I had a chance to exchange ideas with Yi-Chen Chang from Taiwan. Yi-Chen is a specialist in Uighur music from Western China. Uighurs are Turkic by language and culture, and, being a student of Turkish music it was great to have a chance to have a bit of a yarn and a jam with her.”
There was one problem with the festival: rain. This year the festival was moved from September to avoid a clash with Ramadan. “In Java they have a special guy called a pawang hujan, who does the rain-prevention juju. In this case he had a hard job – it is the rainy season after all! One of our performances got increasingly compressed as the rain got heavier, but the rain held off for the other. As for the sound-check, well, who needs a sound-check…”
The duo also did a couple of workshops, one for the festival and one at the Indonesian College of the Arts (ISI). “I have done workshops at ISI on previous trips, so some people were already familiar with my stuff”, said Kim, “but they were also very interested in what Glen was able to show them about indiginous Australian culture, and he was able to fill them in on certain aspects of Australian that they might not have known about about (sorry, Messrs Howard and Windschuttle!)”
Nasar Bathati of the East Java Arts Council was at the festival and invited Kim to perform in Surabaya the following week. “The Percussion Festival was a bonus. I ended up going to Madura and rehearsing in a village called Gunung Madah with a group called Semut Merah. They were hot!
I mean, most of those guys in the West who go on about how groovy their beats are are deluding themselves. There’s a place called Banyuwangi right on the Eastern tip of Java where the the rhythms are just as intricate and complex as anything I heard in Africa. And there are some pretty hot beats on Madura too.”

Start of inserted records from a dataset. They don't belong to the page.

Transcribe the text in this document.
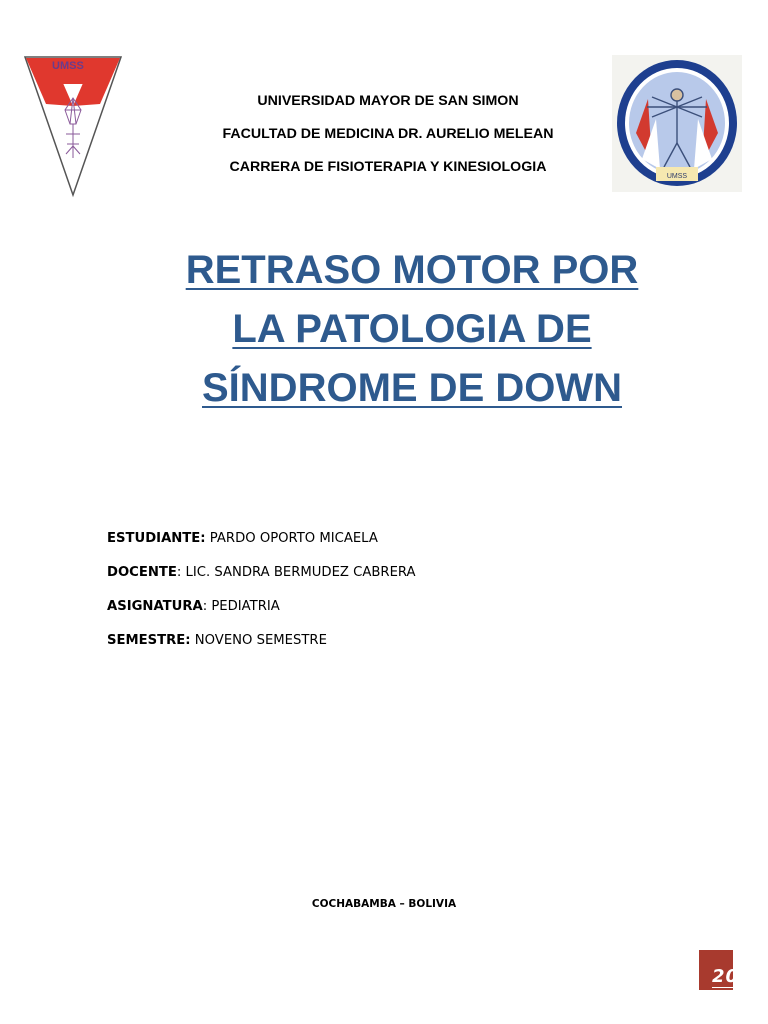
UMSS
UNIVERSIDAD MAYOR DE SAN SIMON
FACULTAD DE MEDICINA DR. AURELIO MELEAN
CARRERA DE FISIOTERAPIA Y KINESIOLOGIA
UMSS
RETRASO MOTOR POR
LA PATOLOGIA DE
SÍNDROME DE DOWN
ESTUDIANTE: PARDO OPORTO MICAELA
DOCENTE: LIC. SANDRA BERMUDEZ CABRERA
ASIGNATURA: PEDIATRIA
SEMESTRE: NOVENO SEMESTRE
COCHABAMBA – BOLIVIA
20
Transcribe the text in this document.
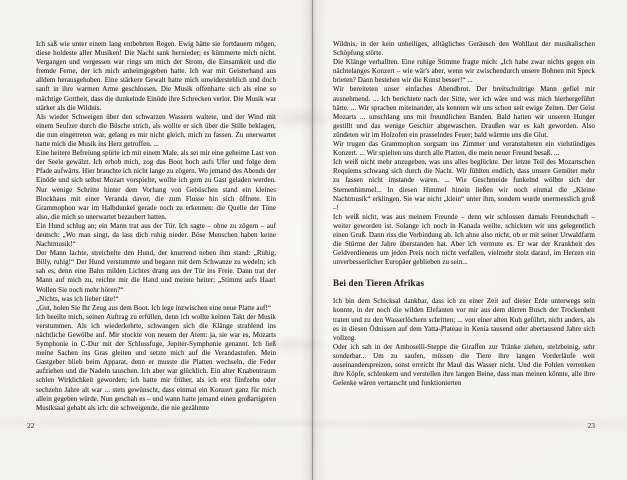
Ich saß wie unter einem lang entbehrten Regen. Ewig hätte sie fortdauern mögen, diese holdeste aller Musiken! Die Nacht sank hernieder; es kümmerte mich nicht. Vergangen und vergessen war rings um mich der Strom, die Einsamkeit und die fremde Ferne, der ich mich anheimgegeben hatte. Ich war mit Geisterhand aus alldem herausgehoben. Eine stärkere Gewalt hatte mich unwiderstehlich und doch sanft in ihre warmen Arme geschlossen. Die Musik offenbarte sich als eine so mächtige Gottheit, dass die dunkelnde Einöde ihre Schrecken verlor. Die Musik war stärker als die Wildnis.

Als wieder Schweigen über den schwarzen Wassern waltete, und der Wind mit einem Seufzer durch die Büsche strich, als wollte er sich über die Stille beklagen, die nun eingetreten war, gelang es mir nicht gleich, mich zu fassen. Zu unerwartet hatte mich die Musik ins Herz getroffen. ...

Eine heitere Befreiung spürte ich mit einem Male, als sei mir eine geheime Last von der Seele gewälzt. Ich erhob mich, zog das Boot hoch aufs Ufer und folge dem Pfade aufwärts. Hier brauchte ich nicht lange zu zögern. Wo jemand des Abends der Einöde und sich selbst Mozart vorspielte, wollte ich gern zu Gast geladen werden. Nur wenige Schritte hinter dem Vorhang von Gebüschen stand ein kleines Blockhaus mit einer Veranda davor, die zum Flusse hin sich öffnete. Ein Grammophon war im Halbdunkel gerade noch zu erkennen: die Quelle der Töne also, die mich so unerwartet bezaubert hatten.

Ein Hund schlug an; ein Mann trat aus der Tür. Ich sagte – ohne zu zögern – auf deutsch: „Wo man singt, da lass dich ruhig nieder. Böse Menschen haben keine Nachtmusik!“

Der Mann lachte, streichelte den Hund, der knurrend neben ihm stand: „Ruhig, Billy, ruhig!“ Der Hund verstummte und begann mit dem Schwanze zu wedeln; ich sah es, denn eine Bahn milden Lichtes drang aus der Tür ins Freie. Dann trat der Mann auf mich zu, reichte mir die Hand und meinte heiter: „Stimmt aufs Haar! Wollen Sie noch mehr hören?“

„Nichts, was ich lieber täte!“

„Gut, holen Sie Ihr Zeug aus dem Boot. Ich lege inzwischen eine neue Platte auf!“

Ich beeilte mich, seinen Auftrag zu erfüllen, denn ich wollte keinen Takt der Musik verstummen. Als ich wiederkehrte, schwangen sich die Klänge strahlend ins nächtliche Gewölbe auf. Mir stockte von neuem der Atem: ja, sie war es, Mozarts Symphonie in C-Dur mit der Schlussfuge, Jupiter-Symphonie genannt. Ich ließ meine Sachen ins Gras gleiten und setzte mich auf die Verandastufen. Mein Gastgeber blieb beim Apparat, denn er musste die Platten wechseln, die Feder aufziehen und die Nadeln tauschen. Ich aber war glücklich. Ein alter Knabentraum schien Wirklichkeit geworden; ich hatte mir früher, als ich erst fünfzehn oder sechzehn Jahre alt war ... stets gewünscht, dass einmal ein Konzert ganz für mich allein gegeben würde. Nun geschah es – und wann hatte jemand einen großartigeren Musiksaal gehabt als ich: die schweigende, die nie gezähmte

22

Wildnis, in der kein unheiliges, alltägliches Geräusch den Wohllaut der musikalischen Schöpfung störte.

Die Klänge verhallten. Eine ruhige Stimme fragte mich: „Ich habe zwar nichts gegen ein nächtelanges Konzert – wie wär's aber, wenn wir zwischendurch unsere Bohnen mit Speck brieten? Dann bestehen wir die Kunst besser!“ ...

Wir bereiteten unser einfaches Abendbrot. Der breitschultrige Mann gefiel mir ausnehmend. ... Ich berichtete nach der Sitte, wer ich wäre und was mich hierhergeführt hätte. ... Wir sprachen miteinander, als kennten wir uns schon seit ewige Zeiten. Der Geist Mozarts ... umschlang uns mit freundlichen Banden. Bald hatten wir unseren Hunger gestillt und das wenige Geschirr abgewaschen. Draußen war es kalt geworden. Also zündeten wir im Holzofen ein prasselndes Feuer; bald wärmte uns die Glut.

Wir trugen das Grammophon sorgsam ins Zimmer und veranstalteten ein vielstündiges Konzert. ... Wir spielten uns durch alle Platten, die mein neuer Freund besaß. ...

Ich weiß nicht mehr anzugeben, was uns alles beglückte. Der letzte Teil des Mozartschen Requiems schwang sich durch die Nacht. Wir fühlten endlich, dass unsere Gemüter mehr zu fassen nicht imstande waren. ... Wie Geschmeide funkelnd wölbte sich der Sternenhimmel... In diesen Himmel hinein ließen wir noch einmal die „Kleine Nachtmusik“ erklingen. Sie war nicht „klein“ unter ihm, sondern wurde unermesslich groß –!

Ich weiß nicht, was aus meinem Freunde – denn wir schlossen damals Freundschaft – weiter geworden ist. Solange ich noch in Kanada weilte, schickten wir uns gelegentlich einen Gruß. Dann riss die Verbindung ab. Ich ahne also nicht, ob er mit seiner Urwaldfarm die Stürme der Jahre überstanden hat. Aber ich vermute es. Er war der Krankheit des Geldverdienens um jeden Preis noch nicht verfallen, vielmehr stolz darauf, im Herzen ein unverbesserlicher Europäer geblieben zu sein...

Bei den Tieren Afrikas

Ich bin dem Schicksal dankbar, dass ich zu einer Zeit auf dieser Erde unterwegs sein konnte, in der noch die wilden Elefanten vor mir aus dem dürren Busch der Trockenheit traten und zu den Wasserlöchern schritten; ... von einer alten Kuh geführt, nicht anders, als es in diesen Ödnissen auf dem Yatta-Plateau in Kenia tausend oder abertausend Jahre sich vollzog.

Oder ich sah in der Amboselli-Steppe die Giraffen zur Tränke ziehen, stelzbeinig, sehr sonderbar... Um zu saufen, müssen die Tiere ihre langen Vorderläufe weit auseinanderspreizen, sonst erreicht ihr Maul das Wasser nicht. Und die Fohlen verrenken ihre Köpfe, schlenkern und verstellen ihre langen Beine, dass man meinen könnte, alle ihre Gelenke wären vertauscht und funktionierten

23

In March Kim returned from three months in Istanbul where he did advanced studies with ney master Ahmet Kaya. He also studied Gypsy music with clarinettist Selim Sesler (the man The Guardian called “the Coltrane of the clarinet”) and continued his studies in duduk, mey and kaval.
He performed with the Turkish version of Kim Sanders & Friends, percussionist Okay Temiz, Laz singer/instrumentalist Birol Topaloglu and was Guest Soloist with the Turkish Ministry for Culture’s Istanbul State Modern Folk Music Ensemble.